The sheriff sighed and headed for the door. He dropped the file on his desk and turned to check Ramage and the office one last time. He flicked off the light and shut the door behind him.
Ramage screamed.
Chapter Twenty-Three
Dust motes danced in the sunrays that cut through a twisted window shade, and the clock ticked, and the fridge buzzed. Ramage tried to calm down, but his blood boiled, and his stomach snarled. At least they’d let him have some of his breakfast before they ruined his morning. His internal clock told him the sun had passed noon, and he felt the day slipping away. His mind wandered, and he thought of Joan and Anna. What would his wife think of Anna? They were similar in some ways, yet different in a refreshing kind of way, like he was smelling different flowers and drinking new wines. With these feelings came responsibility, obligation, the end of freedom. He cared for Anna, and the feeling tore at him as he waited in the dim Prairie Home sheriff’s annex.

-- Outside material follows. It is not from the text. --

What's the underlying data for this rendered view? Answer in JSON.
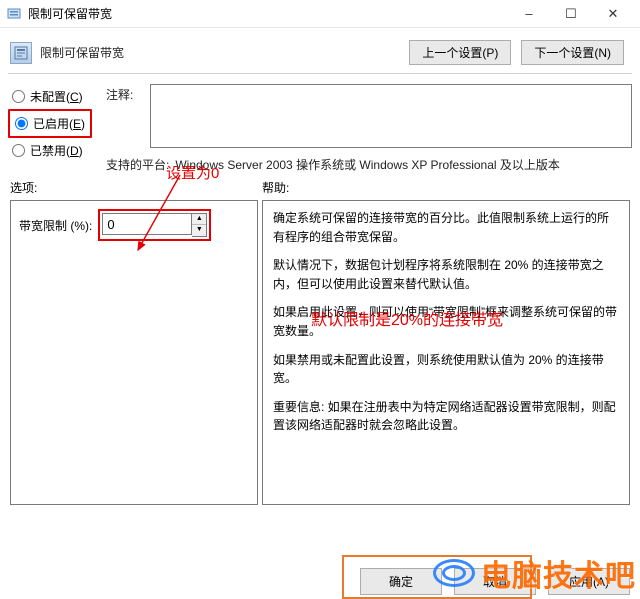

At what Ramage figured was around 3PM in the afternoon, he heard a car pull up outside and skid to a halt in the gravel. A door slammed, then another. Surely the Sandman would bring help with him. A key jiggled in the lock, the door swung open, and a hand the size of a catcher’s mitt flicked on the lights.
Piranha wore a dark blue sweat suit, white high-top sneakers, and shaded sunglasses. He entered the room and looked around, like he was advance security for someone important, and Ramage supposed he was. He moved slow with an odd gait and held his right arm over his stomach where he’d been shot.
A short, stocky, rat-faced man entered behind Piranha, and closed the door. The guy stared at Ramage like he was an exotic animal in a zoo and took off his sunglasses. He had thinning gray hair, a dark mustache, and he wore a dark suit with a white shirt and a red tie with gray stripes. He looked like he belonged at a race track betting the ponies.